Top economist Mohamed El-Erian said the Fed “made two big mistakes that I think will go down in the history books” and cause a “damaging” recession.

Speaking on CBS’ “Face the Nation” on Sunday, El-Erian told host Major Garrett, “I’m afraid we risk a very high chance of a damaging recession that could be completely avoided.”

Allianz’s chief financial adviser pointed to two mistakes made by the Federal Reserve. He said the Fed’s first mistake was to mischaracterize inflation as transitory. “By that, they meant it’s temporary, it’s reversible, don’t worry about it,” he said.

The second mistake was when the Fed finally recognized that inflation was persistent and high, but “did not act in a meaningful way,” he added.

Using a driving analogy, El-Erian said the Fed’s failure to ease off the gas last year meant they had to hit the holidays this year “which would lead us into a recession.”

“Well, yes, unfortunately, this is going to come down to a big policy blunder by the Federal Reserve,” he said. “Even [Federal Reserve] President Powell has gone from looking for a soft landing to a soft landing to now talking about pain.
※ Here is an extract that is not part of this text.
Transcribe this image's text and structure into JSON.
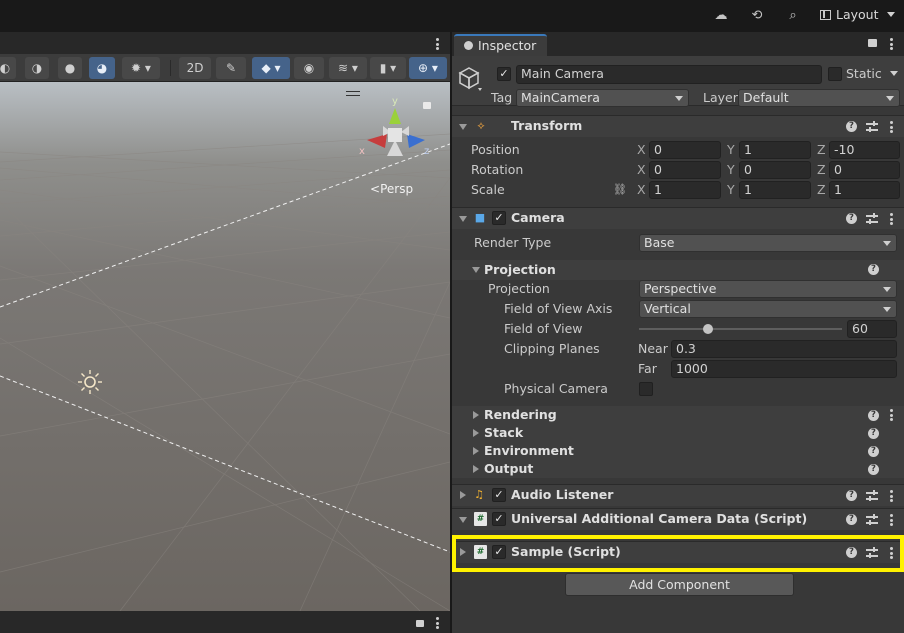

And that’s the problem. This is the cost of delaying a Federal Reserve. Not only does it have to overcome inflation, but it has to restore its credibility,” he said.

Earlier this month, El-Erian advised investors to end their “love affair” with a Fed pivot where the central bank would reverse its course of aggressive monetary tightening.

The Fed quickly raised interest rates in an effort to reduce inflation in the US economy, a 40-year high.

The September inflation report is due out on Thursday. The Fed is expected to raise rates for a sixth time at its November 1-2 meeting to push the federal funds rate from the current range of 3% to 3.25%. In its last three meetings, the Fed has raised the benchmark interest rate by 75 basis points.

Changes in the federal funds rate — the interest banks charge each other to borrow money overnight — affect interest rates on loans, credit cards and bank accounts. When mortgage rates rise, potential home buyers can be pushed out of the market due to a lack of affordability.